Grimes, also the founder of the charity Teach Teachers to Teach: Partners in Education, promised that the money raised from the boys’ singing performances would be used to support their families back home, build schools in Zambia and give the boys an American education.
Instead of receiving an education or getting money to send home, the boys were kept as slaves in a mobile home and forced to endure a grueling performance schedule — singing in churches, schools, shopping malls and other public venues — with little to no food or sleep and no health care when they fell ill. When they weren’t performing, they were forced to dig a swimming pool for their captor. The boys, who spoke no English when they arrived in Texas, had nowhere to turn for help.
Even after Grimes’ death in 1999, hope for freedom eluded the boys as Grimes’ family members took over the charity and continued to keep the boys in captivity.
The boys were eventually rescued after federal investigators became suspicious of the charity. Kachepa was placed with foster parents, Sandy and Deetz Shepherd. He was finally able to contact his family in Zambia and go back for a visit, but most importantly, he was able to get the American education he was promised many years before.
Kachepa talks about his journey from orphan to human trafficking victim to dentist, what kept him going and why returning home is so important.
NewsStand: Please share a little bit about your future plans. How do you intend to utilize your dental degree?
Kachepa: My future plans are to return to my home country of Zambia and help people with their dental needs. In my compound there has never been a single dentist. What a change it would be if I were able to bring something new to a community that so desperately needs it. It will be difficult work, but just like anything that’s ever been built in this world, it has to start somewhere. That’s my goal. It’s important to me to return home because that’s where my heart lies. That’s where I was born, and I have a big family that desperately needs my help. I have also seen suffering firsthand in Zambia.

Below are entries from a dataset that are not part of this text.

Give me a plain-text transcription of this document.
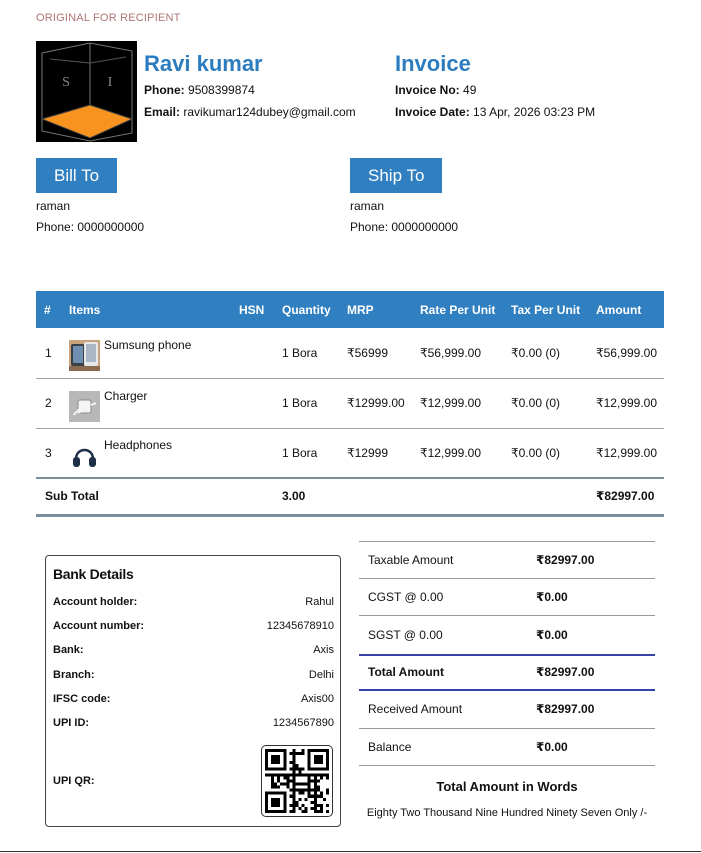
ORIGINAL FOR RECIPIENT
S	I
Ravi kumar
Phone: 9508399874
Email: ravikumar124dubey@gmail.com
Invoice
Invoice No: 49
Invoice Date: 13 Apr, 2026 03:23 PM
Bill To
raman
Phone: 0000000000
Ship To
raman
Phone: 0000000000
#	Items	HSN	Quantity	MRP	Rate Per Unit	Tax Per Unit	Amount
1	Sumsung phone		1 Bora	₹56999	₹56,999.00	₹0.00 (0)	₹56,999.00
2	Charger		1 Bora	₹12999.00	₹12,999.00	₹0.00 (0)	₹12,999.00
3	Headphones		1 Bora	₹12999	₹12,999.00	₹0.00 (0)	₹12,999.00
Sub Total			3.00				₹82997.00
Bank Details
Account holder:	Rahul
Account number:	12345678910
Bank:	Axis
Branch:	Delhi
IFSC code:	Axis00
UPI ID:	1234567890
UPI QR:
Taxable Amount	₹82997.00
CGST @ 0.00	₹0.00
SGST @ 0.00	₹0.00
Total Amount	₹82997.00
Received Amount	₹82997.00
Balance	₹0.00
Total Amount in Words
Eighty Two Thousand Nine Hundred Ninety Seven Only /-
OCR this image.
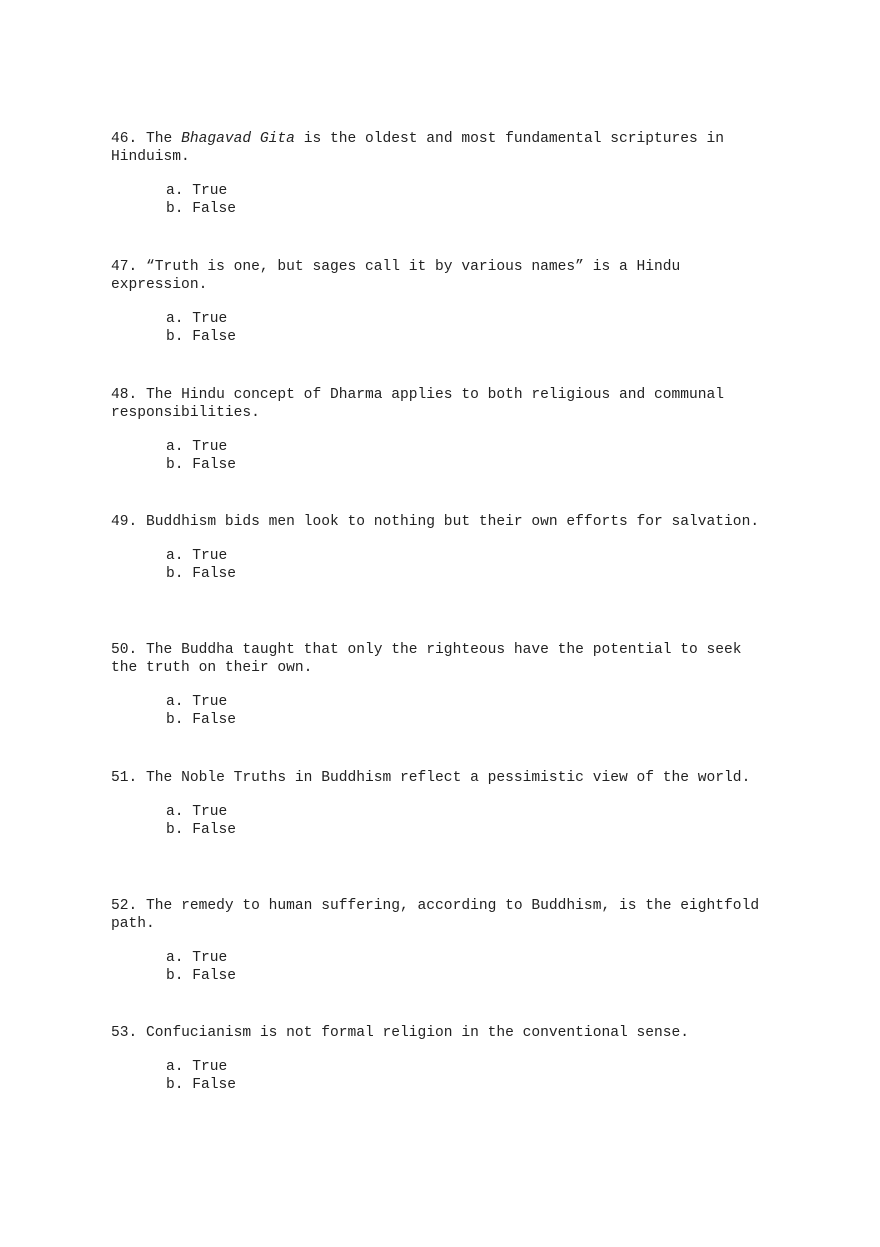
46. The Bhagavad Gita is the oldest and most fundamental scriptures in Hinduism.

a. True
b. False

47. “Truth is one, but sages call it by various names” is a Hindu expression.

a. True
b. False

48. The Hindu concept of Dharma applies to both religious and communal responsibilities.

a. True
b. False

49. Buddhism bids men look to nothing but their own efforts for salvation.

a. True
b. False

50. The Buddha taught that only the righteous have the potential to seek the truth on their own.

a. True
b. False

51. The Noble Truths in Buddhism reflect a pessimistic view of the world.

a. True
b. False

52. The remedy to human suffering, according to Buddhism, is the eightfold path.

a. True
b. False

53. Confucianism is not formal religion in the conventional sense.

a. True
b. False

NewsStand: A different person enduring your life’s journey might have let the experiences affect them negatively. To what do you attribute your resolve not only to keep going but to pursue a career as a dental professional?
Kachepa: The thing that keeps me going is my faith in God. If it wasn’t for him I wouldn’t have gotten this far, and he wouldn’t have brought me this far only to let me fail at the end. God has carried me through thick and thin, and he continues to be my guiding rod. He carried me when my parents passed in Zambia. He carried me when I went through a horrible trafficking situation, and that’s why I plan to keep going in my endeavor of returning to Zambia to help the disadvantaged people.
I put three inspiring words on my white board in my room in high school. Those words were still there as a reminder when dental school was difficult.
I wore braces in high school, and when they were removed, I loved my smile. It boosted my self-esteem, and I would love to give others a beautiful smile.
NewsStand: What people or programs at TAMBCD have been especially important to your dental school experience?
Kachepa: The post-baccalaureate program helped me get into dental school. Having someone with a disadvantaged background like myself get into dental school would be a difficult task, but the post-baccalaureate program believes in students that show promise.
NewsStand: Reflecting on your journey to this point, what thoughts come to mind?
Kachepa: As I look back, I’m thankful that I have had a lot of people help me get to this point in my life. Growing up without parents meant someone had to take a chance and take the responsibility of caring for someone else’s child. Those people have been my aunt, Margaret Bimbe, in Zambia and the Shepherd family in the U.S. My aunt in Zambia took me in shortly after I had lost my parents, and even though life was difficult, she showed me and my siblings the love and care we needed at the time. In the United States the Shepherd family came to my rescue after I was removed from a horrible experience of being a victim of human trafficking. They have provided the love and care I desperately needed and continue to need. Because of the trafficking situation, I have had the opportunity to speak about my experience on behalf of trafficking victims in many places, so their voices can be heard and they also can reclaim their lives. I hope to continue my work in that regard, and thankfully God has brought me this far and continues to carry me every single day of my life.